O Ministério Público Federal determinou a ampliação da investigação que apura a existência de registros financeiros relacionados a pessoas escravizadas no acervo histórico da Caixa Econômica Federal.
O órgão concluiu que o levantamento apresentado pela instituição financeira não esclarece aspectos centrais sobre a gestão e a destinação de recursos vinculados ao período escravista no século XIX.

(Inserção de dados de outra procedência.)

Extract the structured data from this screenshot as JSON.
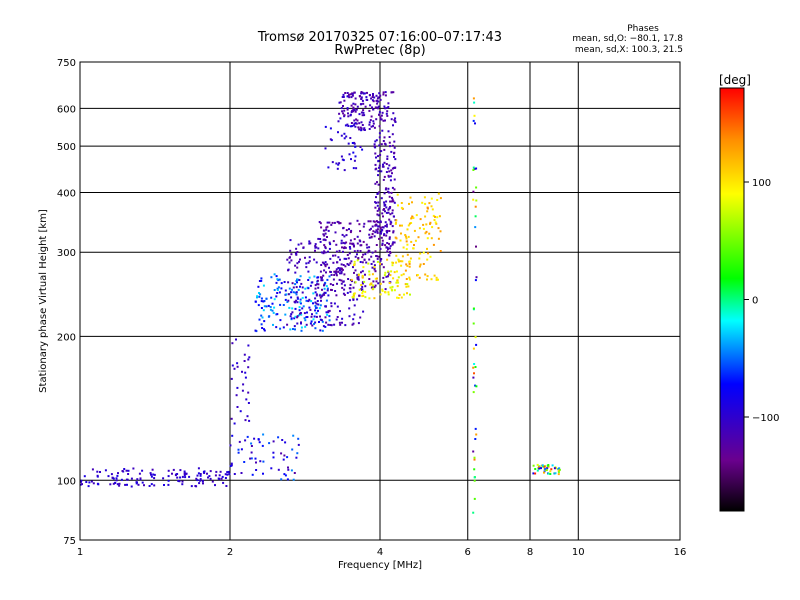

A apuração foi instaurada pela Procuradoria Regional dos Direitos do Cidadão no Rio de Janeiro após representação formulada pela entidade Quilombo Raça e Classe. O procedimento integra iniciativas voltadas ao direito à memória, à preservação documental e à reconstrução histórica de práticas institucionais relacionadas à escravidão.
No relatório encaminhado ao MPF, a Caixa informou ter identificado 158 cadernetas de poupança em seu acervo histórico. Para o órgão ministerial, contudo, o levantamento permanece restrito e não enfrenta questões relevantes sobre movimentações financeiras da época, especialmente porque milhares de documentos ainda não passaram por tratamento arquivístico.
De acordo com o procurador regional dos Direitos do Cidadão adjunto no Rio de Janeiro, Julio Araujo, faltam informações sobre a metodologia utilizada na pesquisa, a composição da equipe responsável e os critérios empregados na análise documental. Segundo ele, essas lacunas comprometem a profundidade e a confiabilidade do levantamento apresentado.
O MPF também apontou que a análise concentrada apenas em cadernetas de poupança reduz o alcance da investigação. O órgão sustenta que livros de conta-corrente e outros registros financeiros antigos podem conter dados relevantes sobre movimentações patrimoniais e a destinação de valores ligados a pessoas escravizadas ou libertas no período final do regime escravista.
Diante das inconsistências identificadas, a Procuradoria requisitou que a Caixa apresente, em 15 dias, informações detalhadas sobre a pesquisa realizada, incluindo metodologia, equipe técnica envolvida e quantidade de livros de conta-corrente existentes no acervo histórico da instituição.
O despacho prevê ainda o envio de ofícios ao Arquivo Nacional e ao Instituto do Patrimônio Histórico e Artístico Nacional para realização de visitas técnicas destinadas à avaliação da relevância histórica da documentação, além da supervisão de medidas de preservação, organização e digitalização do material.
A investigação conta também com manifestação da historiadora Keila Grinberg, colaboradora do inquérito civil em trâmite na Procuradoria da República no Rio de Janeiro. Em parecer encaminhado ao MPF, ela sustentou que a análise documental deve abranger a integralidade do acervo histórico disponível, inclusive livros de conta-corrente, diante da possibilidade de existência de registros financeiros de pessoas escravizadas em diferentes tipos documentais.
Segundo a pesquisadora, a ausência de identificação racial explícita em parte dos registros do final do século XIX exige cruzamento de informações e análise historiográfica aprofundada para reconstrução dessas trajetórias e compreensão do contexto econômico da época.
O procedimento envolvendo a Caixa ocorre paralelamente a outra investigação conduzida pelo MPF sobre a atuação do Banco do Brasil durante o período escravista. Em 2023, após a apresentação de estudos históricos sobre vínculos institucionais com o tráfico de pessoas escravizadas, o banco reconheceu publicamente sua responsabilidade histórica e divulgou pedido de desculpas à população negra.